Semiconductors: Intrinsic, N-Type, P-Type, and PN Junctions Explained
Semiconductors: Intrinsic, N-Type, and P-Type
Intrinsic semiconductors are semiconductors with no impurities. They are characterized by having 4 electrons in the last layer of atoms and form a stable structure, binding to the neighboring atoms with covalent bonds, sharing 4 pairs of electrons.
Semiconductor N-Type
An N-type semiconductor is extrinsic, i.e., containing a number of impurities. If some atoms with 5 electrons in their last layer are added to a pure semiconductor (intrinsic), these atoms have an unbound electron in the crystal structure, which can move easily within the semiconductor to increase its conductivity, which depends on the number of impurity atoms. This will form an N-type semiconductor.
P-Type Semiconductor
A P-type semiconductor is created when atoms containing 3 electrons in the last layer are added as impurities to an intrinsic semiconductor. In the crystal structure, these atoms lack an electron to make a link, so a hole appears. This creates a P-type semiconductor.
PN Junction
A PN junction is the union of a P-type semiconductor with an N-type semiconductor. In the bonding process, some electrons move from the N-type to the P-type semiconductor and recombine with the holes in the semiconductor, creating a barrier layer in which there are no free electrons or holes.
Polarization
Direct Polarization: This involves connecting the positive terminal of the generator to the P-type semiconductor and the negative terminal to the N-type semiconductor. Due to the applied voltage being greater than the voltage, the electrons in the N-type semiconductor diffuse across the junction to the P-type semiconductor, and then pass through the conductor to the positive pole of the generator, while the negative supply provides electrons to the N-type semiconductor.

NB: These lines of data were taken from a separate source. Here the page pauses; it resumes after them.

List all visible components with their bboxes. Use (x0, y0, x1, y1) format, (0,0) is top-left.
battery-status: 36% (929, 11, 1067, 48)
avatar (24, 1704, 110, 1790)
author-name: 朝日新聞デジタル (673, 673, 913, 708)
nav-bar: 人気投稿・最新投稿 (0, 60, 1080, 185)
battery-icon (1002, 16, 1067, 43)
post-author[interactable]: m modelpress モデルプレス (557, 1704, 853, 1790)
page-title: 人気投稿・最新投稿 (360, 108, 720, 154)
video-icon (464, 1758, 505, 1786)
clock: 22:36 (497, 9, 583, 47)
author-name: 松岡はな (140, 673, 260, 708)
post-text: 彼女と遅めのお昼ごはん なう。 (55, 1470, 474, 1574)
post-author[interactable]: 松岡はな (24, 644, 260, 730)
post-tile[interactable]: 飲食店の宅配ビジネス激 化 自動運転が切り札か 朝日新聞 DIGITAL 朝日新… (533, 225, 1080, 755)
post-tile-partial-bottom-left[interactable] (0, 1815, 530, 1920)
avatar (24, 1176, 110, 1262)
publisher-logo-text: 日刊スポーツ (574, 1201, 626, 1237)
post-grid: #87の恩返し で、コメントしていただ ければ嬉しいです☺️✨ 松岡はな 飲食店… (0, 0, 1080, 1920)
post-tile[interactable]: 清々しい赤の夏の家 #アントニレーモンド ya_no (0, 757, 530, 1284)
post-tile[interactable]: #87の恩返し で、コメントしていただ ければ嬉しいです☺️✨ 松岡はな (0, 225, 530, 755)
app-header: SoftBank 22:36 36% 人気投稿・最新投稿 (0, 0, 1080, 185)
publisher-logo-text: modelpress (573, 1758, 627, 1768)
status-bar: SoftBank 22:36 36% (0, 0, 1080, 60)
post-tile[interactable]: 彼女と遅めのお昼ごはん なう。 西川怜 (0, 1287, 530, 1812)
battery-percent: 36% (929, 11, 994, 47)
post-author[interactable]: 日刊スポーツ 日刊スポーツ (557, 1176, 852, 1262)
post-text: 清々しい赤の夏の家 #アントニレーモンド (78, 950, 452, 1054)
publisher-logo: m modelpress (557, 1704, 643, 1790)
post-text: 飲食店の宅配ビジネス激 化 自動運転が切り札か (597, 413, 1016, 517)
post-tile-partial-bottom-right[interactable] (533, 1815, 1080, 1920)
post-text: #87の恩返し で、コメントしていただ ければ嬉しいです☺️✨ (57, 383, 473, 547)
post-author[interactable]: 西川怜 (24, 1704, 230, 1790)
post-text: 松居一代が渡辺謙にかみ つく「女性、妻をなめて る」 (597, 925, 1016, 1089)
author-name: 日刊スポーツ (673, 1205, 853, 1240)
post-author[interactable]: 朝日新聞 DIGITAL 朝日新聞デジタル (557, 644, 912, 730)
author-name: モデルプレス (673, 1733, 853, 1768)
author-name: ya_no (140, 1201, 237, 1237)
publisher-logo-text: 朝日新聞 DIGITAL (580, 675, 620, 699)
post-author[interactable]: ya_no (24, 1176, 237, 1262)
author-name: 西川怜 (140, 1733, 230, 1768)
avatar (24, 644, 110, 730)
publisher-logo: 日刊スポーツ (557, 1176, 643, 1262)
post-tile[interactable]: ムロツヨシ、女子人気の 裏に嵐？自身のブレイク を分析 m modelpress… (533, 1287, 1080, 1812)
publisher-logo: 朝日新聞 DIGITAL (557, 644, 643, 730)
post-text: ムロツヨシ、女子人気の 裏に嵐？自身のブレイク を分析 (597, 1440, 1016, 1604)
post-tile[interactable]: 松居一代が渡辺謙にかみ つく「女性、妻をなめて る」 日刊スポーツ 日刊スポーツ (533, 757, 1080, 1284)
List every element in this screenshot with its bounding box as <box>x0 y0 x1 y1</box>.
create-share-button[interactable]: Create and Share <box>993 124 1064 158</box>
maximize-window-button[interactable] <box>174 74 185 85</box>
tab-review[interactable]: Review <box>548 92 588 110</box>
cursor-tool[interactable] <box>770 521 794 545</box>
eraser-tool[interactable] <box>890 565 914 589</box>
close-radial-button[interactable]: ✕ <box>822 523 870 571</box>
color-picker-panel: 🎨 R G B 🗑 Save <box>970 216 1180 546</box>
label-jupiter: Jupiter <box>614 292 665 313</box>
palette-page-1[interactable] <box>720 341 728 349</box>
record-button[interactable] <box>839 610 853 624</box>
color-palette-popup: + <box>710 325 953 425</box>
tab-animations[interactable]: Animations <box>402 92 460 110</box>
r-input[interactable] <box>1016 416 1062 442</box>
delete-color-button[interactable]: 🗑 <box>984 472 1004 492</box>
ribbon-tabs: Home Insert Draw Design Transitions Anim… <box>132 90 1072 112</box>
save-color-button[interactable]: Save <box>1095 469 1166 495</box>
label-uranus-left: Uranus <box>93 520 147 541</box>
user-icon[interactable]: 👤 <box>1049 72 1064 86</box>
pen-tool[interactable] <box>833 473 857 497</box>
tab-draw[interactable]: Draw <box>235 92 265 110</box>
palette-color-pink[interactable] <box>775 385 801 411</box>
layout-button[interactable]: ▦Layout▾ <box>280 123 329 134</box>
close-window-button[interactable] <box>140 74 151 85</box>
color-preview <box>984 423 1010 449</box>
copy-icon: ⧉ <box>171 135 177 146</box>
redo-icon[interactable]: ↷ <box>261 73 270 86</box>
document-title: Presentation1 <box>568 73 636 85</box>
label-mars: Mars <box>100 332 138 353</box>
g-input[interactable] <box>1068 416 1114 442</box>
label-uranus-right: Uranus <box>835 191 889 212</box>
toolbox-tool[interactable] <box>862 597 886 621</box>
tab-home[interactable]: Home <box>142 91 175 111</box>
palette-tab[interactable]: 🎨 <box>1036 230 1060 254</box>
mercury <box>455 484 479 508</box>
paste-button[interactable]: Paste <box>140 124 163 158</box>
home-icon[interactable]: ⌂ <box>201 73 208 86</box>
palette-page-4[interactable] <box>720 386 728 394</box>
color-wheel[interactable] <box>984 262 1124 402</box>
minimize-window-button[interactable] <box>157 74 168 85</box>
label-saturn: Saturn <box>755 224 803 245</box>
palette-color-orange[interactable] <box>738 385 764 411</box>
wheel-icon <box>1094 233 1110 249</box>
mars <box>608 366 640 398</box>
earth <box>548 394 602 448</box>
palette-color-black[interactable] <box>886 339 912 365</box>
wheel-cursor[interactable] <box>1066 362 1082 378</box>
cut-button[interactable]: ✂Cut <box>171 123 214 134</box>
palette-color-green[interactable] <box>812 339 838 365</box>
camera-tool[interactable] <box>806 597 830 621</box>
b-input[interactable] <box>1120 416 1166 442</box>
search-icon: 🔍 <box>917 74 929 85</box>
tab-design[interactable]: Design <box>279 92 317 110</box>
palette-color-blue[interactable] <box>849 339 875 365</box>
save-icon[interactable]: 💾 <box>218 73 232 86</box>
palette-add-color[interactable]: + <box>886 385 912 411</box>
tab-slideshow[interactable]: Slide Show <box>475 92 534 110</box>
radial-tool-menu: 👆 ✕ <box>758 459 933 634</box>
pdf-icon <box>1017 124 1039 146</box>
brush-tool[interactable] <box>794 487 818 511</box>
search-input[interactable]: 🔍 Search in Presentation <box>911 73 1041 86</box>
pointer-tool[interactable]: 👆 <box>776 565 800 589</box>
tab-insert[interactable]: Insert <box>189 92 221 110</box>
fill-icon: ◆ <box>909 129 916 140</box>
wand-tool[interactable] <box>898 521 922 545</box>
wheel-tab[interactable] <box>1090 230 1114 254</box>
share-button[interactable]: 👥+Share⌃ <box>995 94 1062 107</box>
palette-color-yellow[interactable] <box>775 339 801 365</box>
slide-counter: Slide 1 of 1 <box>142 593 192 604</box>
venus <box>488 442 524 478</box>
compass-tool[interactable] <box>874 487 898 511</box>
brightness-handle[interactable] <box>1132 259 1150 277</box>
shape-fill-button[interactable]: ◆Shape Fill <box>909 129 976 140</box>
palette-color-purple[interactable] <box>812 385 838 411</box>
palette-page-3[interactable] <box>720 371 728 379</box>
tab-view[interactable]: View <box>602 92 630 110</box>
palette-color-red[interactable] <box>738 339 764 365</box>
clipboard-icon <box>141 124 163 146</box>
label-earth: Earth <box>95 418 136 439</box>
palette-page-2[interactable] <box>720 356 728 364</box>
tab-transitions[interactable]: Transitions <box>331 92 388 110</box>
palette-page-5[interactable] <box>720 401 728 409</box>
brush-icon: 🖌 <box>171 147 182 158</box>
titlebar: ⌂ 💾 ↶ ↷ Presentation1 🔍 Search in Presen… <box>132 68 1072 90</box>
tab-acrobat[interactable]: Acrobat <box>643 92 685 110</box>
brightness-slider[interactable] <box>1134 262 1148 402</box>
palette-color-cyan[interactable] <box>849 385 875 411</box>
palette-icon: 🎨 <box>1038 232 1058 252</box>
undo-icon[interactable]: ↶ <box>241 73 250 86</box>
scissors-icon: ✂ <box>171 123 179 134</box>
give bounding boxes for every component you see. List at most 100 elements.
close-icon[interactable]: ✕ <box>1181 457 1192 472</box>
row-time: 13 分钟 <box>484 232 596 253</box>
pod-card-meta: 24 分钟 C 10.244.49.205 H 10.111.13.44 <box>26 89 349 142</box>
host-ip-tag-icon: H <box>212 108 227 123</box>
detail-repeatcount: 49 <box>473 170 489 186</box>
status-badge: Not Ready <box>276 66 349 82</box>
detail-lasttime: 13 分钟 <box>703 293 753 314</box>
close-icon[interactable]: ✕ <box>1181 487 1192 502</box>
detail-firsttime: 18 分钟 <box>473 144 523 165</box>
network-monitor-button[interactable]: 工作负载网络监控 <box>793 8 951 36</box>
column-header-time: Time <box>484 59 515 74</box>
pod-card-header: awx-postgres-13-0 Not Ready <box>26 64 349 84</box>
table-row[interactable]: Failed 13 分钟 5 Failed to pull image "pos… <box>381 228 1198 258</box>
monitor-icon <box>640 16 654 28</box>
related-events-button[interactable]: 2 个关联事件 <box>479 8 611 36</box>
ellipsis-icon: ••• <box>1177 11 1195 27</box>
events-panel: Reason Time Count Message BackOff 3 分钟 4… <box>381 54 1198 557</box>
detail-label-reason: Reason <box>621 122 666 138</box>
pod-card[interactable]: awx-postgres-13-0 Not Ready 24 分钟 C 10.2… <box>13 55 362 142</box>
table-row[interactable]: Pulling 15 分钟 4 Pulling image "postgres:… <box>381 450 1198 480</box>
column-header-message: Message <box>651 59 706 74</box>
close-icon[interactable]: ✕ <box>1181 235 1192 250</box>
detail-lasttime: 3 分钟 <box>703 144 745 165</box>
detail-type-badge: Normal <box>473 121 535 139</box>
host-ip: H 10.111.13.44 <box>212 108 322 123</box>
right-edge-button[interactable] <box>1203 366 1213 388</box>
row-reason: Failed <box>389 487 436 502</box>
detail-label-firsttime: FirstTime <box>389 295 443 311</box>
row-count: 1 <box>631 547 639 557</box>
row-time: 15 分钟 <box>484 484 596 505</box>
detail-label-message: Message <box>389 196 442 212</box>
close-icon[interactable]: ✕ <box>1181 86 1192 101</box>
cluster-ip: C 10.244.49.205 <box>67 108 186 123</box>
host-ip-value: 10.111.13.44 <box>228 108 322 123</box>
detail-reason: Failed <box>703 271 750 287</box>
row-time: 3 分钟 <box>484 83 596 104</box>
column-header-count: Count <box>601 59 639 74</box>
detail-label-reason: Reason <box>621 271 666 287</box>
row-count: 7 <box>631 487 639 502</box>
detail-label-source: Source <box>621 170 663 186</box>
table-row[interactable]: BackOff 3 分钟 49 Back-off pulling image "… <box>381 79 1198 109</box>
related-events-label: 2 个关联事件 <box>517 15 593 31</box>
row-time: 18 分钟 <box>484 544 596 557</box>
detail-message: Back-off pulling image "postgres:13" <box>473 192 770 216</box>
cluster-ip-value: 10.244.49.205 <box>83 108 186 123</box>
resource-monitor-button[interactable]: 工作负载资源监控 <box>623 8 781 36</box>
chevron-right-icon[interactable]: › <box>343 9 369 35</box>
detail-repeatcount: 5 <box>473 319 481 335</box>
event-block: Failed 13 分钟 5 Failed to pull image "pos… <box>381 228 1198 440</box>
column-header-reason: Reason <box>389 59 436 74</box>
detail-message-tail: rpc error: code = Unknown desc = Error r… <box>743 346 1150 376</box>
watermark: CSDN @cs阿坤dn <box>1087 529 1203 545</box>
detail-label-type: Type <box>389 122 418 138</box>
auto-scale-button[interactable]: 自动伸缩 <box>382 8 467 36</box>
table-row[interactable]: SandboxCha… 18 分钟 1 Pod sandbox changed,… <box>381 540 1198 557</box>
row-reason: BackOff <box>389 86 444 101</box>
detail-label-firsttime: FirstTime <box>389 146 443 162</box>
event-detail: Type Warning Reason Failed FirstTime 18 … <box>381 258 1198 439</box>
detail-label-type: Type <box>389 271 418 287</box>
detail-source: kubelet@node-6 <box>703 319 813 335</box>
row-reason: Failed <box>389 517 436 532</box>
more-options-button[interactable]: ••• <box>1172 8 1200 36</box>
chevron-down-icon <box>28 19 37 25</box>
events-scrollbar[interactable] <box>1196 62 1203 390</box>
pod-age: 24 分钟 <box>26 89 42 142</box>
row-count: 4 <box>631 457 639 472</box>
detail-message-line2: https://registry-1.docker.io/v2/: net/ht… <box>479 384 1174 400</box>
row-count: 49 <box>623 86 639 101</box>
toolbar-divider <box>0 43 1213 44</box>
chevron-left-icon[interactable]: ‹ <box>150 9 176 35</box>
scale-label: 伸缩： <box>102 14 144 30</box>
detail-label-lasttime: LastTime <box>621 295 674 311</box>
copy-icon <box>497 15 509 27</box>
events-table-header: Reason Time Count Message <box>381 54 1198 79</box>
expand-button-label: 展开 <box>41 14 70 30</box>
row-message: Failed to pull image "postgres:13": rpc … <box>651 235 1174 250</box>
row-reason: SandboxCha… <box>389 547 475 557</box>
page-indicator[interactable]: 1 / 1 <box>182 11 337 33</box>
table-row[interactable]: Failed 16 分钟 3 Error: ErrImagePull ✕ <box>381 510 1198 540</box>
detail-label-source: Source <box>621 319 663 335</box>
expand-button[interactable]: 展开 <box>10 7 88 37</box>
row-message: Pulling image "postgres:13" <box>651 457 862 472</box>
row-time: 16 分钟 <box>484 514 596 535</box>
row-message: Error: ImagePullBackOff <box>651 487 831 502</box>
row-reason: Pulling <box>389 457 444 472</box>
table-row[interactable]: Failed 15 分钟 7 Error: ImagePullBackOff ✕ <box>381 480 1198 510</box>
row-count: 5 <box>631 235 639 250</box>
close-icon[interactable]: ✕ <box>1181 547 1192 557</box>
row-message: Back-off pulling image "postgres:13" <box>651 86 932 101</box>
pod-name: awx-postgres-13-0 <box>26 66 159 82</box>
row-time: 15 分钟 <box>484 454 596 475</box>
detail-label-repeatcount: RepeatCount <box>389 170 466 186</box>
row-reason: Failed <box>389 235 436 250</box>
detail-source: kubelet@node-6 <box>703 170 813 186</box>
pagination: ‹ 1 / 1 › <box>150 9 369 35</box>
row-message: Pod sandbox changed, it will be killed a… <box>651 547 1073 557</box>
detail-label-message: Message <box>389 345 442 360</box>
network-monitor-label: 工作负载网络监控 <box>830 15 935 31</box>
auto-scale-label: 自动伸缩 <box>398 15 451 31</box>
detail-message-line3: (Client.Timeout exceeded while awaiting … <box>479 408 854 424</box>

Reverse Polarization: This involves connecting the positive terminal of the generator to the N-type semiconductor and the negative terminal to the P-type semiconductor. Due to the applied voltage, the free electrons in the N-type semiconductor are attracted to the positive terminal of the battery, widening the barrier layer and practically preventing the passage of electrons through the junction. However, there is a very low current intensity through the union, due to electrons flowing from the links due to the effect of temperature.
Diode Ratings
Direct Current Rating: Max. Instant. AC. The diode can be burned by the Joule effect if the direct current flowing through it in continuous operation is over rated.
Nominal Reverse Voltage: Max. reverse voltage withstand without driving the diode. If the reverse voltage applied to the diode in continuous operation is over rated, the diode is rendered conductive, breaking the crystalline structure and deteriorating the junction.
Phase Bridge
A phase bridge consists of 2 pairs of rectifying diodes connected in parallel with the load. A central point of the 2 pairs of diodes connects the AC voltage supply. Each pair of diodes conducts current during a half period, with always two diodes being forward-biased and two reverse-biased, which is why during each alternation of the AC voltage applied by the load, a current circulates in the same way.
Transistor as a Switch
The transistor as a switch: In the transistor, a high current is achieved in the collector when a small current flows through the base terminal, indicating that the transistor is saturated. To stop the current around the base terminal, the transistor ceases to be a driver, indicating that the transistor is off. This feature can be used to operate the transistor as a switch with a load connected to the collector. The load current will flow only if bias is applied to the base-emitter junction. Disconnecting the circuit’s power base, the load electric current stops flowing.